Legendary coach passes away
Published 6:50 pm Thursday, April 5, 2007
By By MARY FOSTER, AP Sports Writer
RUSTON, La. — Eddie Robinson, who sent more than 200 players to the NFL and won 408 games during a 57-year career, has died. He was 88.
Super Bowl MVP quarterback Doug Williams, one of Robinson’s former players, said the former Grambling State University coach died shortly before midnight on Tuesday. Robinson had been admitted to Lincoln General Hospital on Tuesday afternoon.
Robinson’s career spanned 11 presidents, several wars and the civil-rights movement.
His older records were what people remembered: in 57 years, Robinson set the standard for victories, going 408-165-15. John Gagliardi of St. John’s, Minn., passed Robinson and has 443 wins.
He had been suffering from Alzheimer’s, which was diagnosed shortly after he was forced to retire following the 1997 season, in which he won only three games. His health had been declining for years and he had been in and out of a nursing home during the last year.
Robinson said he tried to coach each player as if he wanted him to marry his daughter.
He began coaching at Grambling State in 1941, when it was still the Louisiana Negro Normal and Industrial Institute, and single-handedly brought the school from obscurity to international popularity.
Grambling first gained national attention in 1949 when Paul ‘‘Tank’’ Younger signed with the Los Angeles Rams and became the first player from an all-black college to enter the NFL. Suddenly, professional scouts learned how to find the little school 65 miles east of Shreveport near the Arkansas border.
Robinson sent over 200 players to the NFL, including seven first-round draft choices and Williams, who succeeded Robinson as Grambling’s head coach in 1998. Others went to the Canadian Football League and the now-defunct USFL.
Robinson’s pro stars included Willie Davis, James Harris, Ernie Ladd, Buck Buchanan, Sammy White, Cliff McNeil, Willie Brown, Roosevelt Taylor, Charlie Joiner and Willie Williams.
Robinson said he was inspired to become a football coach when a high school team visited the elementary school he attended.
Robinson was forced to retire after the 1997 season, after the once perennial powerhouse fell on tough times. His final three years on the sidelines brought consecutive losing seasons for the first time, an NCAA investigation of recruiting violations and four players charged with rape.
As pressure mounted for him to step aside, even the governor campaigned to give him one last season so he could try to go out a winner.
But 1997 produced only three wins for the second straight year.
Robinson’s teams had only eight losing seasons and won 17 Southwestern Athletic Conference titles and nine national black college championships.

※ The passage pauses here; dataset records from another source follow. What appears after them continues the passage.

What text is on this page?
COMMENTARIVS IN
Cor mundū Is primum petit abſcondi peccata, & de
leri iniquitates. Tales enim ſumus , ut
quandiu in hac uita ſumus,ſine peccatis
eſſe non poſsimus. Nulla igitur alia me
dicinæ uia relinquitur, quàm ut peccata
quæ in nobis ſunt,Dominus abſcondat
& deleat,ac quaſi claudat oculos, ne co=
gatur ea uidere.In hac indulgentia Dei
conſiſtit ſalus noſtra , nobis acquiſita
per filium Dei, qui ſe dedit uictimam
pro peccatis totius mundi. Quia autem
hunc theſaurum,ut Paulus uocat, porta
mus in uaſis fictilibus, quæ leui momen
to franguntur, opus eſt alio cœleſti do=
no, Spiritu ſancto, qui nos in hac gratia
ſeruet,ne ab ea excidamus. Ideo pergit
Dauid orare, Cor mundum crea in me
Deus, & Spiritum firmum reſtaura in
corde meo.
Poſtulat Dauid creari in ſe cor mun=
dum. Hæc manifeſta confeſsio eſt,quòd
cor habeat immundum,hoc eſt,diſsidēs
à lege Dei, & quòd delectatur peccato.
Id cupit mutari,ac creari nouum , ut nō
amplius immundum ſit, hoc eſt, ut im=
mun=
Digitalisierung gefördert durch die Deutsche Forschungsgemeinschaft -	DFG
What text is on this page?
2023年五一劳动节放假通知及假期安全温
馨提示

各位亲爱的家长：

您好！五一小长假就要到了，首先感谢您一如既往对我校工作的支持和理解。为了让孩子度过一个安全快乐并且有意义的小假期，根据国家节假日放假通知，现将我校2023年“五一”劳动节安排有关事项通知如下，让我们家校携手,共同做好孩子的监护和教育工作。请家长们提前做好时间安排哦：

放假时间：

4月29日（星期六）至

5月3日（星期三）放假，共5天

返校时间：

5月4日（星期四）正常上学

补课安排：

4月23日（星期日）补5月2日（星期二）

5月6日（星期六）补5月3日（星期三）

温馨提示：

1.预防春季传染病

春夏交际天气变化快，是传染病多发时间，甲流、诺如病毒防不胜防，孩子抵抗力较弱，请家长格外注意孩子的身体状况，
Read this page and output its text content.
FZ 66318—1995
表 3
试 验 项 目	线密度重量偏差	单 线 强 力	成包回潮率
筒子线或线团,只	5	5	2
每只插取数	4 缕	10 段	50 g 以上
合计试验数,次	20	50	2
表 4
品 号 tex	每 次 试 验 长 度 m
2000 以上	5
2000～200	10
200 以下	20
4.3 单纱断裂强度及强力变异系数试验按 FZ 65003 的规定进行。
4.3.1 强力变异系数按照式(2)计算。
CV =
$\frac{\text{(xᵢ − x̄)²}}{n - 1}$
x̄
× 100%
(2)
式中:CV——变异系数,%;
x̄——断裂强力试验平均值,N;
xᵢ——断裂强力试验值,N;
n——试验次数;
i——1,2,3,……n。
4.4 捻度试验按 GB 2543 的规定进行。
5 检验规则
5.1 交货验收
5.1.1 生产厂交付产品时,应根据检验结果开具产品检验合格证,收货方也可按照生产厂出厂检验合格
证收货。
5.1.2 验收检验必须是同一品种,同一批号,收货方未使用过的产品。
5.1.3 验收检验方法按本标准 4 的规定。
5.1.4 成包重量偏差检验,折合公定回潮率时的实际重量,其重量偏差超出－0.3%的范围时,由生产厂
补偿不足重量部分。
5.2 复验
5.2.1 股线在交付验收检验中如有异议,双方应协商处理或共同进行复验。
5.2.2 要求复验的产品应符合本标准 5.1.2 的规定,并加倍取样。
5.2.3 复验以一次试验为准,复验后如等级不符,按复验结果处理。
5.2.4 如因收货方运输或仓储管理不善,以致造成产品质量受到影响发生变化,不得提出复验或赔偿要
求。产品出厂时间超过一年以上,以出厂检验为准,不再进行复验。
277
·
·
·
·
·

His den is packed with trophies, representing virtually every award a coach can win. He was inducted into every hall of fame for which he was eligible, and he received honorary degrees from such prestigious universities as Yale.
In 1968, because of a tiny home stadium on a hard-to-reach campus, Robinson put Grambling’s football show on the road, playing in all the nation’s biggest stadiums.
That same year, Howard Cosell and Jerry Izenberg produced the documentary, ‘‘Grambling College: 100 Yards to Glory,’’ Robinson became vice president of the NAIA and all three major television networks carried special programming on Grambling football.
A year later, Grambling played before 277,209 paying customers in 11 games, despite the home field that seated just 13,000.
Robinson had an autographed portrait of Paul ‘‘Bear’’ Bryant, the late Alabama coach, hanging in the conference room where the coaches worked out game plans. Robinson’s record eclipsed his old friend’s 323-85-17.
When he began his career, Robinson had no paid assistants, no groundskeepers, no trainers and little in the way of equipment. He had to line the field himself and fix lunchmeat sandwiches for road trips because the players could not eat in the ‘‘white only’’ restaurants of the South.
He was not bitter, however. ‘‘The best way to enjoy life in America is to first be an American, and I don’t think you have to be white to do so,’’ Robinson said. ‘‘Blacks have had a hard time, but not many Americans haven’t.’’
Robinson said he tried to teach his players about opportunity.
Neither of Robinson’s parents graduated from high school — he was the son of a cotton sharecropper and a domestic worker — and they encouraged him to stay in school and get a college degree. Robinson was a star quarterback at Leland College under Reuben S. Turner, a Baptist preacher who introduced Robinson to the playbook and took him to his first coaching clinic.
After college, Robinson took a job at a feed mill in Baton Rouge, earning 25 cents an hour. He learned through a relative that there was an opening at Grambling.
His first season, Robinson’s team went 3-5. His second year Grambling was 9-0, not only unbeaten, but not scored on.
In 1943 and 1944 there was no football at Grambling because of the war. Robinson coached at Grambling High School those years and won a high school championship.
The same year Robinson started coaching at Grambling, he married his high school sweetheart, Doris, whom he courted for eight years.
Robinson is survived by his wife, son Eddie Robinson Jr., daughter Lillian Rose Robinson, five grandchildren and four great-grandchildren.